A veces resulta útil investigar el origen etimológico de las palabras que usamos cotidianamente.
En el caso de la palabra “desastre”, resulta que el prefijo “dis” en latín significa “separación por múltiples vías”, mientras que “astrum” significa estrella.
La palabra inicialmente se refiere a un fenómeno astronómico observable, como eclipses, cometas o hasta las supernovas.
Pero desde tiempos antiguos, estos fenómenos se consideraban augurios de calamidades que ocurrían en la tierra, como tormentas, terremotos, inundaciones, o incluso guerras y pandemias.
EL PULSO DE LA INDUSTRIA
Los desastres que nos esperan
Evidentemente, esta creencia estaba basada en la superstición y era propagada por los encargados de interpretar la voluntad de los dioses.
Pero también reflejaba sencillamente la incapacidad de explicarse de otra manera tanto los fenómenos celestes como los terrenales.
Aunque se supone que en el siglo 21 entendemos los fundamentos científicos que explican tanto los eclipses como las pandemias, sigue habiendo una buena parte de la población mundial que prefiere escuchar a los profetas de la conspiración, ya sea para negar el fenómeno o atribuirlo a alguna fuerza oscura.
Y eso está peor que simplemente tomarlo como un capricho de los dioses, porque divide a la población en los que creen en la ciencia y los que no lo hacen.
Lo malo es que esta división dificulta los esfuerzos que algunos políticos y líderes sociales quieren emprender para mitigar o prevenir los eventos catastróficos.
Otros se paralizan sin siquiera intentarlo, o en el peor de los casos, hacen suyas las teorías de conspiración para sacar algún beneficio electoral.
El “desastre” está, evidentemente, en la incapacidad de generar consensos para enfocar la acción de todos al beneficio común.
La peculiar discusión sobre si hay que vacunarse o no, es especialmente notable porque los que no se vacunan se exponen voluntariamente a enfermarse gravemente o incluso morir.
Eso, en otro contexto, podría ser interpretado como un acto de heroísmo o abnegación. Pero si le aunamos el hecho que lejos de salvar a alguien ponen en peligro a otros, es simplemente incomprensible, por decir lo menos.
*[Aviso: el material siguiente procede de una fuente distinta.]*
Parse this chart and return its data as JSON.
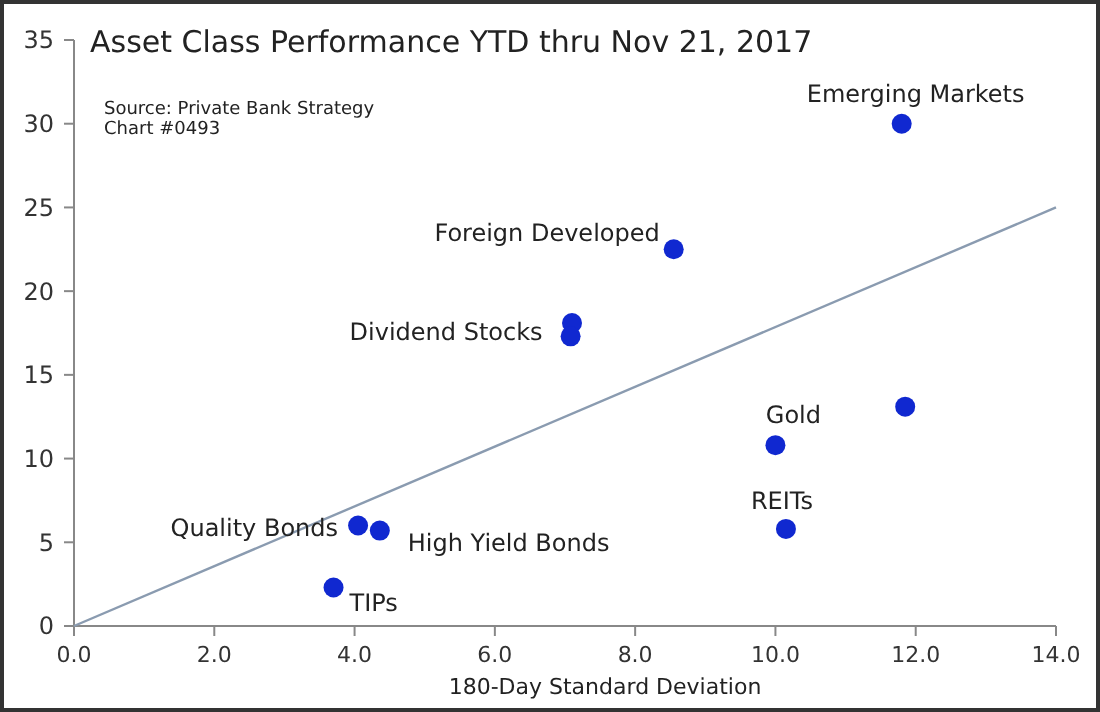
{
  "chart_data": {
    "type": "scatter",
    "title": "Asset Class Performance YTD thru Nov 21, 2017",
    "xlabel": "180-Day Standard Deviation",
    "xlim": [
      0,
      14
    ],
    "ylim": [
      0,
      35
    ],
    "xticks": [
      {
        "value": 0,
        "label": "0.0"
      },
      {
        "value": 2,
        "label": "2.0"
      },
      {
        "value": 4,
        "label": "4.0"
      },
      {
        "value": 6,
        "label": "6.0"
      },
      {
        "value": 8,
        "label": "8.0"
      },
      {
        "value": 10,
        "label": "10.0"
      },
      {
        "value": 12,
        "label": "12.0"
      },
      {
        "value": 14,
        "label": "14.0"
      }
    ],
    "yticks": [
      0,
      5,
      10,
      15,
      20,
      25,
      30,
      35
    ],
    "grid": false,
    "marker": "circle",
    "series": [
      {
        "color": "#1028d0",
        "x": [
          11.8,
          8.55,
          7.1,
          7.08,
          11.85,
          10.0,
          10.15,
          4.05,
          4.36,
          3.7
        ],
        "values": [
          30,
          22.5,
          18.1,
          17.3,
          13.1,
          10.8,
          5.8,
          6.0,
          5.7,
          2.3
        ]
      },
      {
        "type": "line",
        "color": "#8a9bb0",
        "line_style": "solid",
        "marker": "none",
        "x": [
          0,
          14
        ],
        "values": [
          0,
          25
        ]
      }
    ],
    "annotations": [
      "Source: Private Bank Strategy",
      "Chart #0493",
      {
        "text": "Emerging Markets",
        "x": 11.8,
        "y": 30
      },
      {
        "text": "Foreign Developed",
        "x": 8.55,
        "y": 22.5
      },
      {
        "text": "Dividend Stocks",
        "x": 7.08,
        "y": 17.3
      },
      {
        "text": "Gold",
        "x": 10.0,
        "y": 10.8
      },
      {
        "text": "REITs",
        "x": 10.15,
        "y": 5.8
      },
      {
        "text": "Quality Bonds",
        "x": 4.05,
        "y": 6.0
      },
      {
        "text": "High Yield Bonds",
        "x": 4.36,
        "y": 5.7
      },
      {
        "text": "TIPs",
        "x": 3.7,
        "y": 2.3
      }
    ]
  }
}
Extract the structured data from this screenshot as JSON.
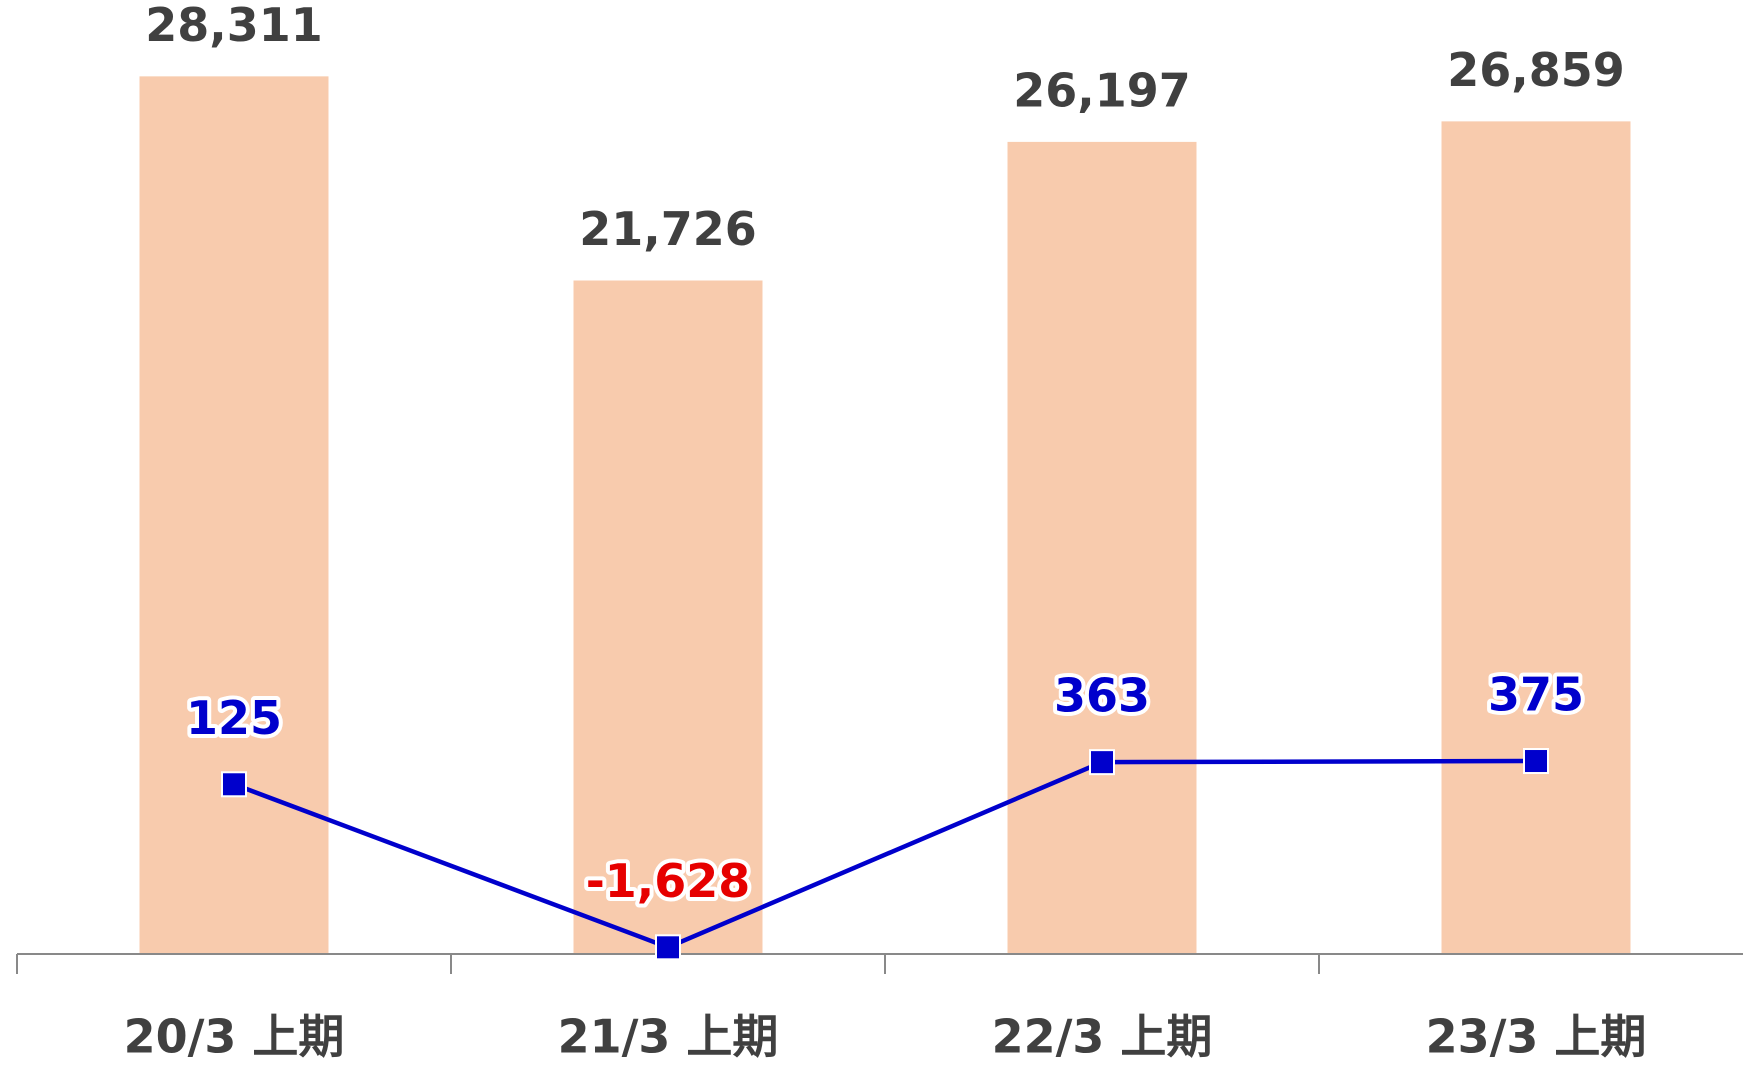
{
  "chart_data": {
    "type": "bar-line",
    "categories": [
      "20/3 上期",
      "21/3 上期",
      "22/3 上期",
      "23/3 上期"
    ],
    "series": [
      {
        "name": null,
        "type": "bar",
        "color": "#f8cbad",
        "label_color": "#404040",
        "values": [
          28311,
          21726,
          26197,
          26859
        ],
        "value_labels": [
          "28,311",
          "21,726",
          "26,197",
          "26,859"
        ]
      },
      {
        "name": null,
        "type": "line",
        "axis": "y2",
        "color": "#0000cc",
        "label_color": "#0000cc",
        "negative_label_color": "#e60000",
        "values": [
          125,
          -1628,
          363,
          375
        ],
        "value_labels": [
          "125",
          "-1,628",
          "363",
          "375"
        ]
      }
    ],
    "ylim": [
      0,
      30000
    ],
    "y2lim": [
      -1700,
      8300
    ]
  }
}
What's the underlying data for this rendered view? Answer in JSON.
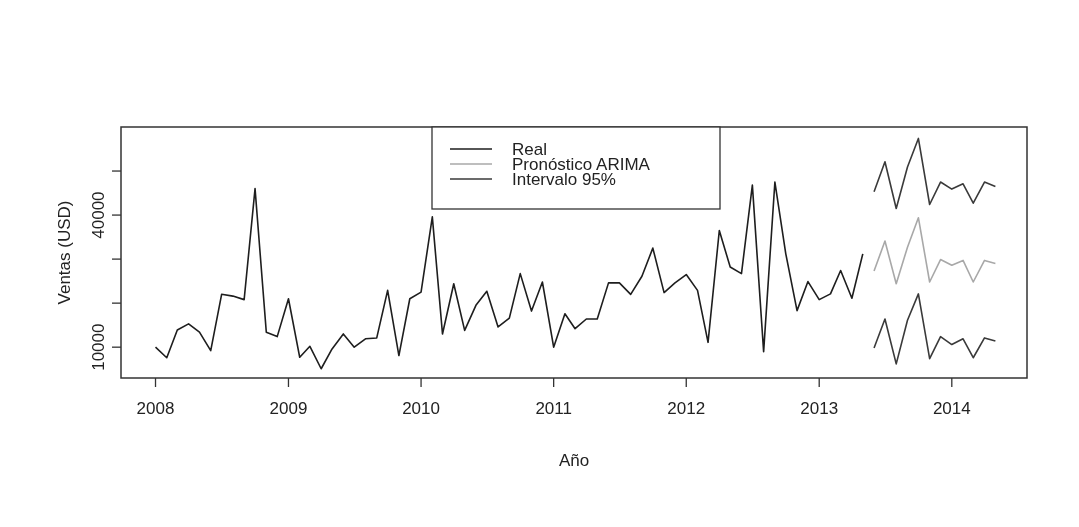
{
  "chart_data": {
    "type": "line",
    "xlabel": "Año",
    "ylabel": "Ventas (USD)",
    "xlim": [
      "2007-09-28",
      "2014-07-27"
    ],
    "xticks": [
      "2008",
      "2009",
      "2010",
      "2011",
      "2012",
      "2013",
      "2014"
    ],
    "ylim": [
      3000,
      60000
    ],
    "yticks": [
      {
        "value": 10000,
        "label": "10000"
      },
      {
        "value": 20000,
        "label": null
      },
      {
        "value": 30000,
        "label": null
      },
      {
        "value": 40000,
        "label": "40000"
      },
      {
        "value": 50000,
        "label": null
      }
    ],
    "legend": "top",
    "grid": false,
    "line_style": "solid",
    "marker": "none",
    "series": [
      {
        "name": "Real",
        "color": "#1e1e1e",
        "x": [
          "2008-01",
          "2008-02",
          "2008-03",
          "2008-04",
          "2008-05",
          "2008-06",
          "2008-07",
          "2008-08",
          "2008-09",
          "2008-10",
          "2008-11",
          "2008-12",
          "2009-01",
          "2009-02",
          "2009-03",
          "2009-04",
          "2009-05",
          "2009-06",
          "2009-07",
          "2009-08",
          "2009-09",
          "2009-10",
          "2009-11",
          "2009-12",
          "2010-01",
          "2010-02",
          "2010-03",
          "2010-04",
          "2010-05",
          "2010-06",
          "2010-07",
          "2010-08",
          "2010-09",
          "2010-10",
          "2010-11",
          "2010-12",
          "2011-01",
          "2011-02",
          "2011-03",
          "2011-04",
          "2011-05",
          "2011-06",
          "2011-07",
          "2011-08",
          "2011-09",
          "2011-10",
          "2011-11",
          "2011-12",
          "2012-01",
          "2012-02",
          "2012-03",
          "2012-04",
          "2012-05",
          "2012-06",
          "2012-07",
          "2012-08",
          "2012-09",
          "2012-10",
          "2012-11",
          "2012-12",
          "2013-01",
          "2013-02",
          "2013-03",
          "2013-04",
          "2013-05"
        ],
        "values": [
          10000,
          7600,
          13900,
          15300,
          13400,
          9200,
          22000,
          21600,
          20800,
          46000,
          13400,
          12400,
          21000,
          7700,
          10200,
          5100,
          9600,
          13000,
          10000,
          11900,
          12100,
          22900,
          8100,
          21000,
          22500,
          39600,
          13000,
          24400,
          13800,
          19500,
          22700,
          14600,
          16600,
          26700,
          18200,
          24800,
          10000,
          17600,
          14200,
          16400,
          16400,
          24600,
          24600,
          22000,
          26100,
          32500,
          22400,
          24600,
          26500,
          22900,
          11100,
          36500,
          28200,
          26700,
          46800,
          9000,
          47500,
          31200,
          18300,
          24900,
          20800,
          22100,
          27400,
          21100,
          31200
        ]
      },
      {
        "name": "Pronóstico ARIMA",
        "color": "#a8a8a8",
        "x": [
          "2013-06",
          "2013-07",
          "2013-08",
          "2013-09",
          "2013-10",
          "2013-11",
          "2013-12",
          "2014-01",
          "2014-02",
          "2014-03",
          "2014-04",
          "2014-05"
        ],
        "values": [
          27300,
          34100,
          24400,
          32700,
          39400,
          24800,
          29900,
          28600,
          29700,
          24800,
          29700,
          29000
        ]
      },
      {
        "name": "Intervalo 95%",
        "color": "#3a3a3a",
        "x": [
          "2013-06",
          "2013-07",
          "2013-08",
          "2013-09",
          "2013-10",
          "2013-11",
          "2013-12",
          "2014-01",
          "2014-02",
          "2014-03",
          "2014-04",
          "2014-05"
        ],
        "values": [
          45300,
          52100,
          41500,
          50900,
          57400,
          42400,
          47500,
          45900,
          47100,
          42700,
          47500,
          46500
        ]
      },
      {
        "color": "#3a3a3a",
        "x": [
          "2013-06",
          "2013-07",
          "2013-08",
          "2013-09",
          "2013-10",
          "2013-11",
          "2013-12",
          "2014-01",
          "2014-02",
          "2014-03",
          "2014-04",
          "2014-05"
        ],
        "values": [
          9800,
          16400,
          6200,
          16100,
          22100,
          7400,
          12400,
          10600,
          11900,
          7600,
          12100,
          11400
        ]
      }
    ]
  }
}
Si seguimos filosofando sobre el derecho de algunos de no vacunarse, sacrificamos el regreso a la normalidad de todos.
El otro desastre cada vez más palpable es el calentamiento global y sus consecuencias. Ahí tenemos la situación que una gran parte de la población ya lo acepta como un hecho, pero no hace gran cosa al respecto.
Y los políticos (y no todos) dicen que hay que hacer algo, pero a la hora de tomar las medidas drásticas que requiere el tema les tiembla la mano.
Es lamentable, pero aparentemente necesario, que haya personas muertas y poblados destruidos por inundaciones o incendios, para que la sociedad reaccione.
El costo de nuestro titubeo va a ser monumental. Ante esta situación, las empresas y los empresarios se convierten en actores centrales.
El empresario puede, sin temores políticos, tomar la decisión que en su empresa tienen que estar todos protegidos contra el virus, y que sus procesos y productos no contribuyan al cambio climático. Muchos lo están haciendo, y su actuación se convierte en una señal de responsabilidad social y desarrollo sostenible. Las empresas que toman estas decisiones se convierten en los preferidos tanto por los consumidores como de los inversionistas.
Priorizar la gestión Ecológica, Social y de Gobernanza en la empresa es indispensable. No solo es una aportación a la sociedad, si no fortalece la relación con colaboradores y socios comerciales. En el idioma provenzal antiguo también existía el “benastre”, los astros que se alinean para los buenos augurios.
Vamos buscando esas señales, convenciendo a los que dudan, eligiendo a los políticos que van a tomar acción, y haciendo lo que nos toca para evitar los desastres que nos esperan.